Tomorrow he would have a thorough examination. He did not know what the results would be. He should at least be clean. He had the bath drawn before dinner.

The middle-aged housekeeper, formerly a nurse, whom he had employed without consulting Tōru, was an unfortunate woman, twice widowed, but she was a model of kindness and devotion. Honda had been thinking that he must provide for her in his will. She even saw him to the bathtub lest he fall, and left behind the frays of her concern like cobwebs in the dressing room. Honda did not like being seen naked by a woman. He took off his bathrobe before the steaming mirror. He looked at himself. His ribs were in sharp relief, his stomach sagged, and in its shadow hung a shriveled white bean; and so down to whitish shins from which the flesh seemed to have been stripped away. The knees were like swellings. How many years of self-deception would it take to find rejuvenation in this ugliness?
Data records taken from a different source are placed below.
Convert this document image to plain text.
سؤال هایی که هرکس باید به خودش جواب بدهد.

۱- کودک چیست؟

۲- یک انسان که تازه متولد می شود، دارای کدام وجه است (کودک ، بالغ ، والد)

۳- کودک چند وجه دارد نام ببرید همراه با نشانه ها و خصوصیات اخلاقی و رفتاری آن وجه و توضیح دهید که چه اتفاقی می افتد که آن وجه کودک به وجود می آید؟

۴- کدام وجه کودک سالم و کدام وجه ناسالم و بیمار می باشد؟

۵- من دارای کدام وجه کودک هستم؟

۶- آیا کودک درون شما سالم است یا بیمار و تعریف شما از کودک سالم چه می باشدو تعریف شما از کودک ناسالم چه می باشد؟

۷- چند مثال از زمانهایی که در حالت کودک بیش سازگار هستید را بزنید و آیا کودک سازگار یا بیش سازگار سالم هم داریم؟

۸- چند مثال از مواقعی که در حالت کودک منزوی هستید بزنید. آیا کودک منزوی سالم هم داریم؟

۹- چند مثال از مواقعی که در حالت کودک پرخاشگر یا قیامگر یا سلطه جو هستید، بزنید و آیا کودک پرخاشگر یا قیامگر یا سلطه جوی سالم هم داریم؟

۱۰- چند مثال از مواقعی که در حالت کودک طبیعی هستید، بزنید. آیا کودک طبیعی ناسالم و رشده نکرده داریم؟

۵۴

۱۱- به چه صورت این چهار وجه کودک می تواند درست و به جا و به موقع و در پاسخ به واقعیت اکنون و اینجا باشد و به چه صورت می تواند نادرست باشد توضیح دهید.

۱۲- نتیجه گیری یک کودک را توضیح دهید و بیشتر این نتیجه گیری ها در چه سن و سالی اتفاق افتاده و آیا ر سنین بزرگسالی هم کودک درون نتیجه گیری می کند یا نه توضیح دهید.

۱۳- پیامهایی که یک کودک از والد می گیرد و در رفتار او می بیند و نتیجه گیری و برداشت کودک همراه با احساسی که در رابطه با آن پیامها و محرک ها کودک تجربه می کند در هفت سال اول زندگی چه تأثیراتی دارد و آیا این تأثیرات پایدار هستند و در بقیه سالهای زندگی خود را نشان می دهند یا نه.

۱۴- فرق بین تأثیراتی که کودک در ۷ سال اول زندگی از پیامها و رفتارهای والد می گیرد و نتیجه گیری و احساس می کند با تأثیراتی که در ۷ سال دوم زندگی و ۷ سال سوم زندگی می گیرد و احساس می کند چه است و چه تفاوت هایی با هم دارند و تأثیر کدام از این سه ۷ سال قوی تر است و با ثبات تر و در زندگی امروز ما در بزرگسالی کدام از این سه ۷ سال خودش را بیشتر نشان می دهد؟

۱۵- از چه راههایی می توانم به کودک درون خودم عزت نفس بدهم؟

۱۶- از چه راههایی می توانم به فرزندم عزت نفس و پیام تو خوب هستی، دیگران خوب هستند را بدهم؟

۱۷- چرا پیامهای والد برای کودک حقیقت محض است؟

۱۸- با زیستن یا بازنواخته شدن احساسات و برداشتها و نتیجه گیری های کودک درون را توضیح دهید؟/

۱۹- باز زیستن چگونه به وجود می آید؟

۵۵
But he was able to console himself with a long smile of commiseration at the thought of how much worse it would be if he had been beautiful in the first place.

The examination took a week. He went to the hospital for the results.

“You must come in immediately. The sooner you come in the better.” So it had happened. “We didn’t catch a trace of it all those other times, and it seems unfair to have it jump out all of a sudden without warning. A person can’t be too careful.” The doctor smiled a beatific smile, as if reproving Honda for some dereliction. “But there seems to be no more than a benign growth on the pancreas. All we have to do is cut it away.”